El entusiasmo en el rostro de Jay se opacó. Con ojos abatidos miró hacia el piso.

—Será mejor que te prepares para quedarte ahí para siempre, enano. Porque si sales…

—¿Pero cómo me puede ayudar? ¿Cómo me encontrará? ¿Cómo saldremos de aquí?

—¡No puedes salir! —gritó su padre.

Algo se hizo trizas contra la pared en el apartamento del señor Young.

—¡Estoy llamando a la policía, majadero!

La expresión de Susie se animó y le rozó los dedos en la mejilla.

—No te preocupes. No tengo todas las respuestas aún, pero las encontraré —sonrió elevándose hacia el techo—. Tú eres especial. Mi mamá —se detuvo, luchó para contener el llanto, después continuó lentamente—… dijo que la gente que era especial, la que tiene el don, algo para ofrecer al mundo, lo logrará, sobrevivirá a las desventuras porque es especial y que fue hecha así para usar sus dones.

—Maldito casero, deja el teléfono ¡pedazo de mierda! —su padre gritó y arrojó una silla contra la pared del señor Young—. No llamarás a nadie.

Jay estaba casi convencido, pero la hostilidad de su padre arrasaba todo optimismo.
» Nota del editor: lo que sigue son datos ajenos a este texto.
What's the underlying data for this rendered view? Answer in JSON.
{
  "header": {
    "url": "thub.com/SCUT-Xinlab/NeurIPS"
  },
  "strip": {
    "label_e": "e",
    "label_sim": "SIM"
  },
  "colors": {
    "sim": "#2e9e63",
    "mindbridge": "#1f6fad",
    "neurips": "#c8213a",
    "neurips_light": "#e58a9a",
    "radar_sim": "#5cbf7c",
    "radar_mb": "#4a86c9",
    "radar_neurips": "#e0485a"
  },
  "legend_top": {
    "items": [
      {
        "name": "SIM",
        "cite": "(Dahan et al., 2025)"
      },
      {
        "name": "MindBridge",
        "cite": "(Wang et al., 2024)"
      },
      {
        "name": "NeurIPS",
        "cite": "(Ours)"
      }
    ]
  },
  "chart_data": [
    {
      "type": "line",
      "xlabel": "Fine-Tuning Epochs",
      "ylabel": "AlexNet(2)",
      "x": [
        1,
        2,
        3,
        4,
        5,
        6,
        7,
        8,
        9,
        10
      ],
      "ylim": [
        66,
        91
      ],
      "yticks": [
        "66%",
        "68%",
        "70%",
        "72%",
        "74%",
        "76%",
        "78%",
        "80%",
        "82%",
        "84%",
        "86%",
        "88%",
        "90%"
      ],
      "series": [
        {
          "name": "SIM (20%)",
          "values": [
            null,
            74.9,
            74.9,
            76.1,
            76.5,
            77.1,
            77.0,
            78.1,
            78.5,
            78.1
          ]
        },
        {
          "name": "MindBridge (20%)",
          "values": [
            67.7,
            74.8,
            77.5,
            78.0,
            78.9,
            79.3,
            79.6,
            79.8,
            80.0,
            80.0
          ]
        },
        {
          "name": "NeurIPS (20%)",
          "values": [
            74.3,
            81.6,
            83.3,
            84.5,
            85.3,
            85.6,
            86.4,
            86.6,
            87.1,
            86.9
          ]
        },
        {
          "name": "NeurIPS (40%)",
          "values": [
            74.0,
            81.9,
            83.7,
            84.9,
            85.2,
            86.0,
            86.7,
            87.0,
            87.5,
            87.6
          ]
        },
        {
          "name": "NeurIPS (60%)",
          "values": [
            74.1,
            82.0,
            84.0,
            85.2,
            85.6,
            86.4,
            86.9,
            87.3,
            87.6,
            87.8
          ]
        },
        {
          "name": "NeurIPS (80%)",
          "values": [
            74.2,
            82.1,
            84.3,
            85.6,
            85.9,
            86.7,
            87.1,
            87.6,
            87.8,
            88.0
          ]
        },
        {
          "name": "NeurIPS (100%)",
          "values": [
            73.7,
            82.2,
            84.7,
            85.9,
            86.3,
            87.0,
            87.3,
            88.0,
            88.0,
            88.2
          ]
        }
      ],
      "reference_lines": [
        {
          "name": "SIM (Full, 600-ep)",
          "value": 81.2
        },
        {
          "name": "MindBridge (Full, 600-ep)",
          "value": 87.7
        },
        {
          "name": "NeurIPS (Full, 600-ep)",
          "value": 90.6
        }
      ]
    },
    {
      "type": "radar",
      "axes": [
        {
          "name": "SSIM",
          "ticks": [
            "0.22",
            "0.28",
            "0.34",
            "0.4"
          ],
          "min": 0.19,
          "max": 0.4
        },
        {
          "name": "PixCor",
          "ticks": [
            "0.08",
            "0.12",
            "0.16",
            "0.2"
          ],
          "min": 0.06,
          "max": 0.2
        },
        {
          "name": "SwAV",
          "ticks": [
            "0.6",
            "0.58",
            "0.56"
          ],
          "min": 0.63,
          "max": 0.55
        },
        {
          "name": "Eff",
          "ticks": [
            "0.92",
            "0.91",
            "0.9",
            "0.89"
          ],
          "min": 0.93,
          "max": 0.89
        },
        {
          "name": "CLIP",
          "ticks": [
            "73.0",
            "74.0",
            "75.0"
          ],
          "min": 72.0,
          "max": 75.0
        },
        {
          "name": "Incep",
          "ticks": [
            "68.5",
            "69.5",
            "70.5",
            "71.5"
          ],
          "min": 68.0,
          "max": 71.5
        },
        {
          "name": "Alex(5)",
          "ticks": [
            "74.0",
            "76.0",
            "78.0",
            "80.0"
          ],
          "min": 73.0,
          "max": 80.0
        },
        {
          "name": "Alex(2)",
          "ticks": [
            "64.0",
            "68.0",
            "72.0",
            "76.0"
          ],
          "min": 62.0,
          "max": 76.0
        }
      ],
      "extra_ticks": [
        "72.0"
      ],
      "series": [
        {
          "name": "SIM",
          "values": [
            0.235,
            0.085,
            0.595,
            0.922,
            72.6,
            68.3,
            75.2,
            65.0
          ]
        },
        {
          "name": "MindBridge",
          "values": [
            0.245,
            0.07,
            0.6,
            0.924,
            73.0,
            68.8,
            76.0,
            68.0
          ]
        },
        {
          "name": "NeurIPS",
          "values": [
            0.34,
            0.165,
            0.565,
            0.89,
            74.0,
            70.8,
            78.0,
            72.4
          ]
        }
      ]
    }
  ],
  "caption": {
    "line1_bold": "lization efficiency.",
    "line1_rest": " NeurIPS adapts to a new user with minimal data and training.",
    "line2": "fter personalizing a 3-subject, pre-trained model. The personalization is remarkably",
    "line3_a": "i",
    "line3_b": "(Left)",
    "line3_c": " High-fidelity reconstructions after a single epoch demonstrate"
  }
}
—No —respondió pesimista—. No soy especial. Creo que voy a morir aquí. Puede ser que —agregó optimista— mi espíritu se quede aquí y atravesemos las paredes y volemos juntos.

Susie negó desafiantemente con la cabeza.

—Conseguiré ayuda. Sobrevivirás. Usarás tu don —su forma etérea descendió mientras hablaba. Los pies, poco después las pantorrillas desaparecieron en el suelo—. Pero primero —afirmó sonriendo—, creo que voy a romper algunas de las botellas de cerveza de tu padre. Puede que se asuste lo suficiente y te deje solo esta noche.

—¡Espera…!

—¡Los de arriba! —chilló el señor Young.

Susie le guiñó un ojo.

—Te veré pronto, amigo.

Suspirando, Jay se derrumbó sobre el piso y se cubrió la cabeza. Soñó con volar y hacer acrobacias en el aire siguiendo suaves corrientes de viento; con planear entre edificios y caer en picado desde lo alto. Se preguntaba si podrían siquiera encontrar a la mujer que había mencionado Susie. Se preguntaba si sería buena y lo llevaría a algún lugar donde hubiese una cama blanda y una televisión que brillase con deslumbrantes tonos de malva. Se preguntaba…, y como si sus fantasías del mundo exterior hubiesen tomado el control, creyó escuchar los gritos de pánico y pavor de su padre sobre el ruido del cristal rompiéndose.